Chasing Ice is startling and startlingly beautiful. With a song sung by Scarlett Johanssen, which was nominated for an Oscar.
Scarlett sings too?
Other commenters have well-covered all the serious points.
I've got a couple pics that include me in a protest in Portland, but they are black and white, from 1971.
As to height impairment, I've been hearing Randy Newman singing in my head since reading this…something about "….got nobody to love…" Dunno, I'll google it.
That was our wedding song! For real!
Okay, that just makes me smile and smile. I check in at just under five feet tall and I so wish we'd been able to work that in to our wedding.
On our first anniversary, we saw Randy Newman perform live. He sang Wedding at Cherokee County for us!
Do you guys all have little eyes and walk around tellin' great big lies?
I do have a little tiny car goes beep beep beep.
I agree with everything you've said there, most importantly, "now would be immeasurably better than later."
The trouble is, no one wants to have to go through the inconveniences such changes would bring. Let 'them' sort it out sometime in the future, is their thinking. And when that future arrives? People may still be thinking the same way, it's not our problem, let 'them' sort it out in the future.

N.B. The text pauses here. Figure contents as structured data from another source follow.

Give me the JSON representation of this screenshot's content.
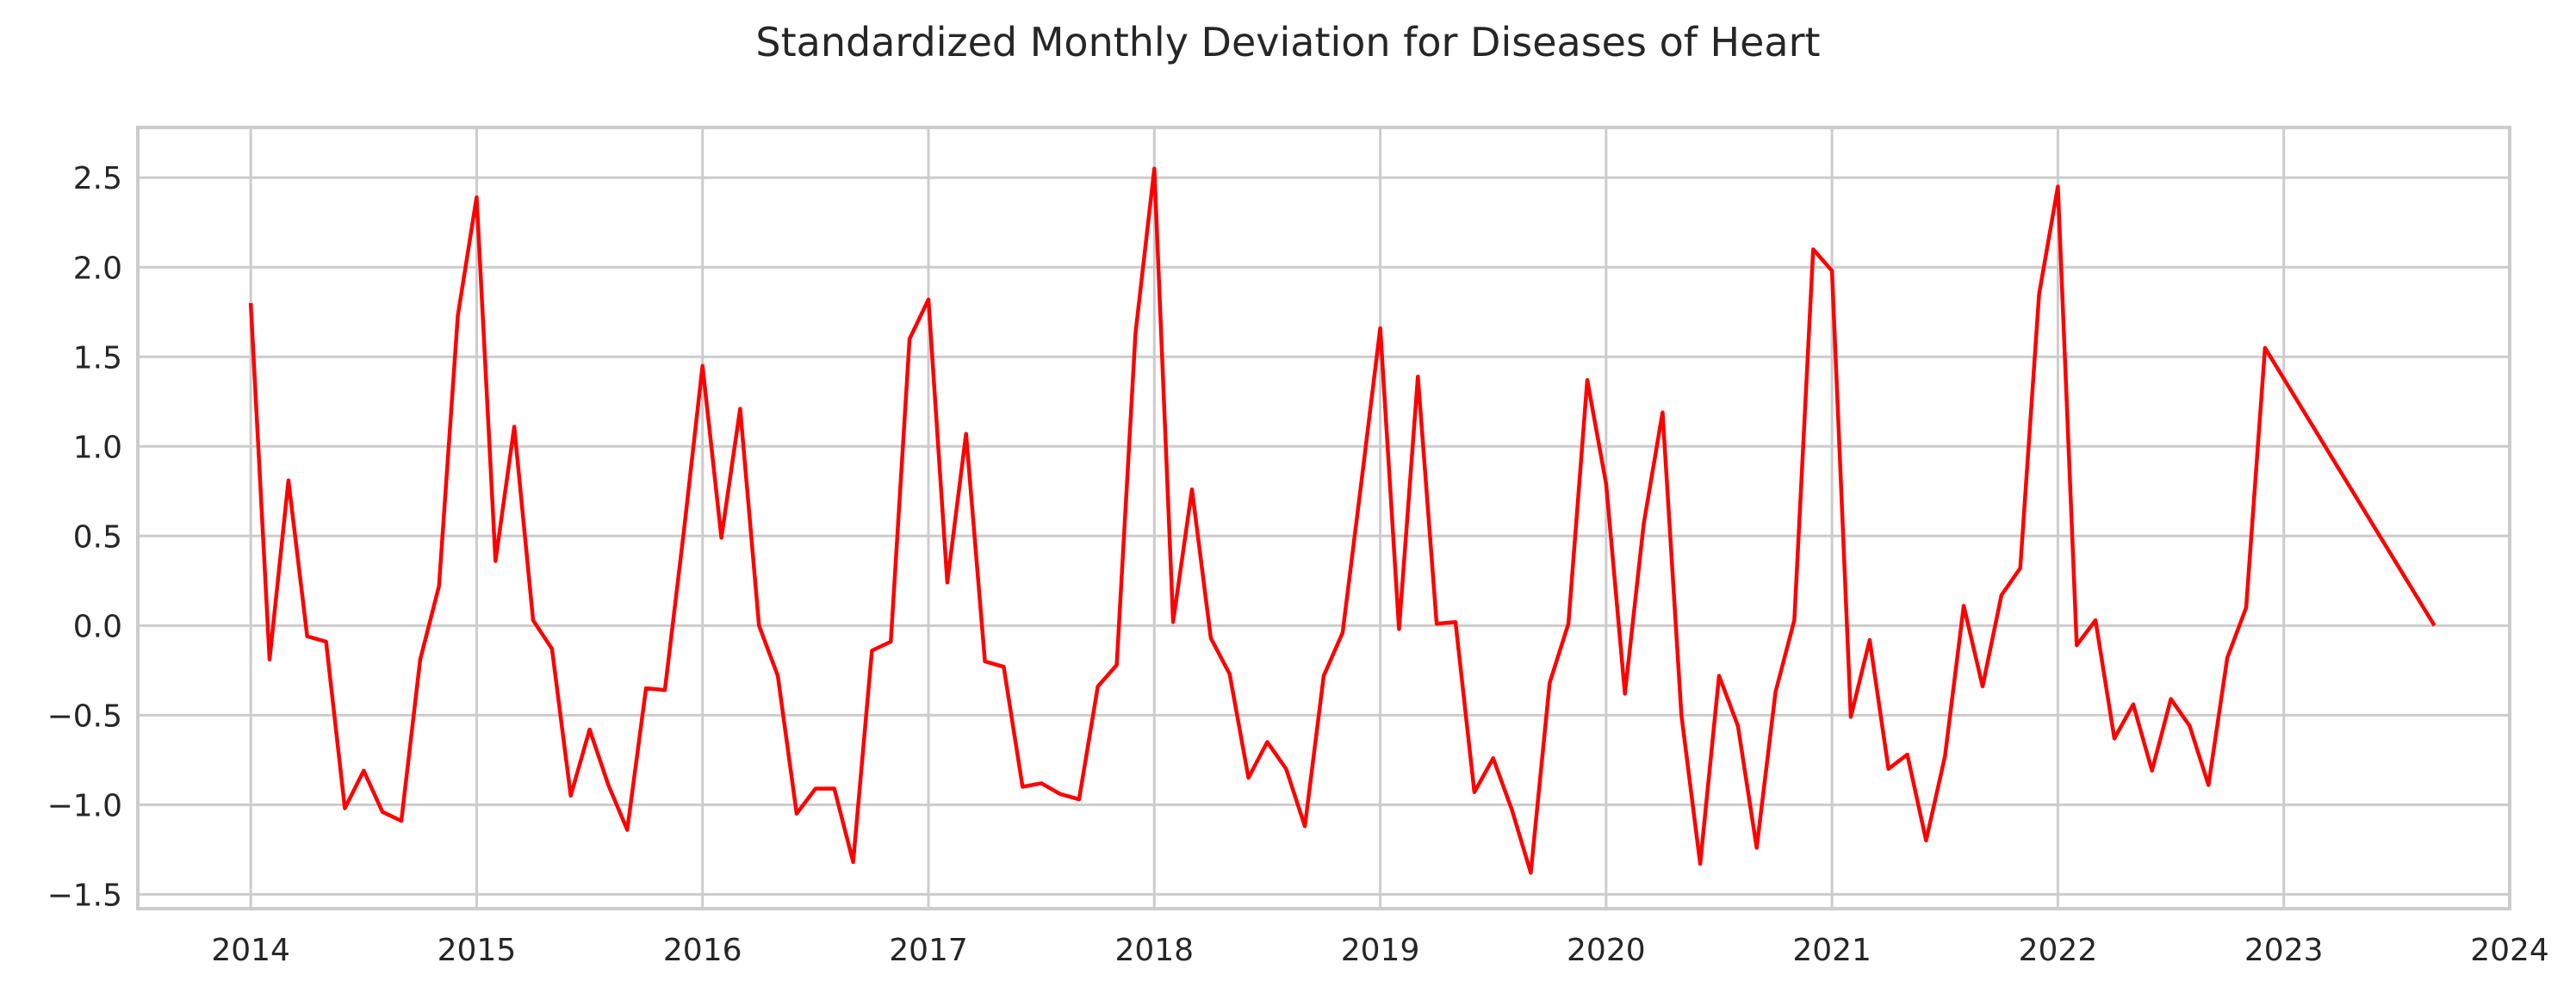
{
  "chart_data": {
    "type": "line",
    "title": "Standardized Monthly Deviation for Diseases of Heart",
    "xlabel": "",
    "ylabel": "",
    "grid": true,
    "legend": "none",
    "series_color": "#ff0000",
    "xlim": [
      "2013-07",
      "2024-01"
    ],
    "ylim": [
      -1.58,
      2.78
    ],
    "x_ticks": [
      "2014",
      "2015",
      "2016",
      "2017",
      "2018",
      "2019",
      "2020",
      "2021",
      "2022",
      "2023",
      "2024"
    ],
    "y_ticks": [
      "2.5",
      "2.0",
      "1.5",
      "1.0",
      "0.5",
      "0.0",
      "−0.5",
      "−1.0",
      "−1.5"
    ],
    "series": [
      {
        "x": [
          "2014-01",
          "2014-02",
          "2014-03",
          "2014-04",
          "2014-05",
          "2014-06",
          "2014-07",
          "2014-08",
          "2014-09",
          "2014-10",
          "2014-11",
          "2014-12",
          "2015-01",
          "2015-02",
          "2015-03",
          "2015-04",
          "2015-05",
          "2015-06",
          "2015-07",
          "2015-08",
          "2015-09",
          "2015-10",
          "2015-11",
          "2015-12",
          "2016-01",
          "2016-02",
          "2016-03",
          "2016-04",
          "2016-05",
          "2016-06",
          "2016-07",
          "2016-08",
          "2016-09",
          "2016-10",
          "2016-11",
          "2016-12",
          "2017-01",
          "2017-02",
          "2017-03",
          "2017-04",
          "2017-05",
          "2017-06",
          "2017-07",
          "2017-08",
          "2017-09",
          "2017-10",
          "2017-11",
          "2017-12",
          "2018-01",
          "2018-02",
          "2018-03",
          "2018-04",
          "2018-05",
          "2018-06",
          "2018-07",
          "2018-08",
          "2018-09",
          "2018-10",
          "2018-11",
          "2018-12",
          "2019-01",
          "2019-02",
          "2019-03",
          "2019-04",
          "2019-05",
          "2019-06",
          "2019-07",
          "2019-08",
          "2019-09",
          "2019-10",
          "2019-11",
          "2019-12",
          "2020-01",
          "2020-02",
          "2020-03",
          "2020-04",
          "2020-05",
          "2020-06",
          "2020-07",
          "2020-08",
          "2020-09",
          "2020-10",
          "2020-11",
          "2020-12",
          "2021-01",
          "2021-02",
          "2021-03",
          "2021-04",
          "2021-05",
          "2021-06",
          "2021-07",
          "2021-08",
          "2021-09",
          "2021-10",
          "2021-11",
          "2021-12",
          "2022-01",
          "2022-02",
          "2022-03",
          "2022-04",
          "2022-05",
          "2022-06",
          "2022-07",
          "2022-08",
          "2022-09",
          "2022-10",
          "2022-11",
          "2022-12",
          "2023-09"
        ],
        "values": [
          1.8,
          -0.19,
          0.81,
          -0.06,
          -0.09,
          -1.02,
          -0.81,
          -1.04,
          -1.09,
          -0.19,
          0.22,
          1.73,
          2.39,
          0.36,
          1.11,
          0.03,
          -0.13,
          -0.95,
          -0.58,
          -0.89,
          -1.14,
          -0.35,
          -0.36,
          0.52,
          1.45,
          0.49,
          1.21,
          0.0,
          -0.28,
          -1.05,
          -0.91,
          -0.91,
          -1.32,
          -0.14,
          -0.09,
          1.6,
          1.82,
          0.24,
          1.07,
          -0.2,
          -0.23,
          -0.9,
          -0.88,
          -0.94,
          -0.97,
          -0.34,
          -0.22,
          1.63,
          2.55,
          0.02,
          0.76,
          -0.07,
          -0.27,
          -0.85,
          -0.65,
          -0.8,
          -1.12,
          -0.28,
          -0.04,
          0.8,
          1.66,
          -0.02,
          1.39,
          0.01,
          0.02,
          -0.93,
          -0.74,
          -1.03,
          -1.38,
          -0.32,
          0.01,
          1.37,
          0.79,
          -0.38,
          0.57,
          1.19,
          -0.5,
          -1.33,
          -0.28,
          -0.56,
          -1.24,
          -0.37,
          0.03,
          2.1,
          1.98,
          -0.51,
          -0.08,
          -0.8,
          -0.72,
          -1.2,
          -0.73,
          0.11,
          -0.34,
          0.17,
          0.32,
          1.85,
          2.45,
          -0.11,
          0.03,
          -0.63,
          -0.44,
          -0.81,
          -0.41,
          -0.56,
          -0.89,
          -0.18,
          0.1,
          1.55,
          0.0
        ]
      }
    ]
  }
}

Too much of that and there will be no future.
Every day that goes by makes things exponentially harder to fix.
I love you Murr Brewster.
Up, periscope!
Around here (ATL,GA) there's no talk about fixing it in the future because there is NO PROBLEM. Bringing up climate change just gets sneers. And the occasional mention of "it's cyclical." Sure, but were humans on the planet during the last ice age or extreme heat? I think not.
In the nineties, the oil industry put a plan in place to sow seeds of doubt about climate change. They were wildly successful. Wish I believed in Hell.
We can certainly believe in Hell-Dimensions. Big Oil is like the old Bell System: a tentacular force of corruption at every level, the envy of cancer. I also have thinking Atlantans, and they are forever on the verge of apoplexy.
I agree with you, Murr. "you knew about this–how could you?"
Doesn't anyone remember the crying Indian? How can we not care about what we've done/are doing?